The foundation lesson gives the teacher immediate insights into a person's reading difficulties and enables him or her to turn the situation round in the first lesson, with obvious savings in time, money and anxiety.
Karina McLachlain, who has observed it, asked for illustrations. Here are two from this morning's lesson, by Skype to Falkirk with a ten year old. I wrote them with a marker on paper, holding them up to the camera for the pupil to see, while her mother took notes.. The pupil ended the lesson by reading the first paragraph of Alice in Wonderland with good phrasing, only slight hesitation, and no errors - an excellent result, and one I would not claim to be typical - not every pupil makes so much progress in one lesson:
Illustration 1
This illustration shows the examples used to explain that letters usually indicate a sound, that they tell us all we need to know for some words, but not for all, and that they won't tell us how to pronounce a longer word. It makes the point that when we learn a word, we should learn another that is like it. Anything that is not fully understood, is explained.

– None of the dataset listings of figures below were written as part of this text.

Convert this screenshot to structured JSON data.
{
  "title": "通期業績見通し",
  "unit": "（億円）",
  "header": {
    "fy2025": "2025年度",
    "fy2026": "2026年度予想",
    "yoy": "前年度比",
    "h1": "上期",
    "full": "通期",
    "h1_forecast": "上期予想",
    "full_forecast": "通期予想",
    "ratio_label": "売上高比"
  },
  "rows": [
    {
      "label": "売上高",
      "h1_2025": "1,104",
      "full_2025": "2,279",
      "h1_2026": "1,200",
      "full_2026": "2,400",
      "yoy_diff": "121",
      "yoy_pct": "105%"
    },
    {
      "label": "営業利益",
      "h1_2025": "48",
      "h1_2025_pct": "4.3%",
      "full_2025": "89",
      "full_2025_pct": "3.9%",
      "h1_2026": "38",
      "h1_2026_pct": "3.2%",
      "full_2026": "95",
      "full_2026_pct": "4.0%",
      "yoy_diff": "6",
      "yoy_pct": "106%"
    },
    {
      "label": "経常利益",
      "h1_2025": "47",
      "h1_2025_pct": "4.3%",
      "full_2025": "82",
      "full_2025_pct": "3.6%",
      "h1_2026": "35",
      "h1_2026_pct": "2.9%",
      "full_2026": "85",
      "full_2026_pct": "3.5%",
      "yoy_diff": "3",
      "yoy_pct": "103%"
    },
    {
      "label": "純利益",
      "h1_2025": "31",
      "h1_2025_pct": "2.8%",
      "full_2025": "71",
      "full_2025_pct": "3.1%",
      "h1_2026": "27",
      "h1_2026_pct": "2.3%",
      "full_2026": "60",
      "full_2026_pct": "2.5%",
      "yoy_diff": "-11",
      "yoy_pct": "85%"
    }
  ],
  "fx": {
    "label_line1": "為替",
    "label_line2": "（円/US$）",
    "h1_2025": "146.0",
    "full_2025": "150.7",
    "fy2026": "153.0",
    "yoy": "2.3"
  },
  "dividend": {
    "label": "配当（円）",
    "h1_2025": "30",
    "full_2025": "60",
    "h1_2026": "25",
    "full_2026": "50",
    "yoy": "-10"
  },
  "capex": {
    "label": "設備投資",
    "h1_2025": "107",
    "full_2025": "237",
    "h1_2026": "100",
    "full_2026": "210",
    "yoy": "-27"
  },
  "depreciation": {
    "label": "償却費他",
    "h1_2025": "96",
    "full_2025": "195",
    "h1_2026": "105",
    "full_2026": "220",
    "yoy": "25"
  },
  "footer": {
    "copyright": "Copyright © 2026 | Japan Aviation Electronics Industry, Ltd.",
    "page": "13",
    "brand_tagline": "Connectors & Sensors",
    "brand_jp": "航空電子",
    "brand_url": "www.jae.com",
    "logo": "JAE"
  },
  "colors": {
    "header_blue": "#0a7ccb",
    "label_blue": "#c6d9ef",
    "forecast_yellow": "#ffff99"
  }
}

The next section shows that some letters give us information about other letters - final e, softening c and g.
Illustration 2.
This illustration shows letters working in groups, first with an easy group, ship, then one where the letters do not behave as we might expect, ti. Finally, it illustrates vowel groups. The historical aspect of English spelling was explained using the example of table, from French, which the pupil could pronounce accurately in French.
The teacher in the second case study, also by Skype, from Yorkshire, emailed the following comment, edited to preserve anonymity. This pupil was also benefiting from introduction of a blue overlay, following the YPO course:
Hi John
THANK YOU SO MUCH for this afternoon - you achieved SO much including progress that maybe isn't instantly obvious. Like securing IMMEDIATE respect and engagement from parent and pupil himself. Both are extremely excited about MORE - WE WILL sort the technology so it works next time
I do suspect that p read much of The Gruffalo from memory. He has MANY strategies already to cope (he is EXTREMELY intelligent) - some of which help him (as you saw today) and equally many that simply avoid... and create mayhem for me/us and further frustrations for him
(note. this issue will be dealt with in lesson 2. The trick is to present the words out of context on cards, and see if the child can still read them.)
I don't quite know how to phrase this meaningfully - nonetheless I have always had a passion for Literacy and language - words, morphology and word play... and how to weave words to create atmosphere, paint pictures etc. Whilst no where like in your league, I can truly say that I have never met anybody in my entire life who shared this interest - so your 'bis' email was one of the most fun that I have had in a LONG time. Will pass this on to my older children tomorrow. As soon as I enthuse the older ones about anything, they all become fascinated. My challenge to them was to explain biscuit in the context of bi as a prefix. They raced for an answer - hence the twice baked!
(Note: Wikipedia to the rescue. The prefix is bis, and in the middle ages, biscuits were cooked twice, the second time in warm oven to dry them out.)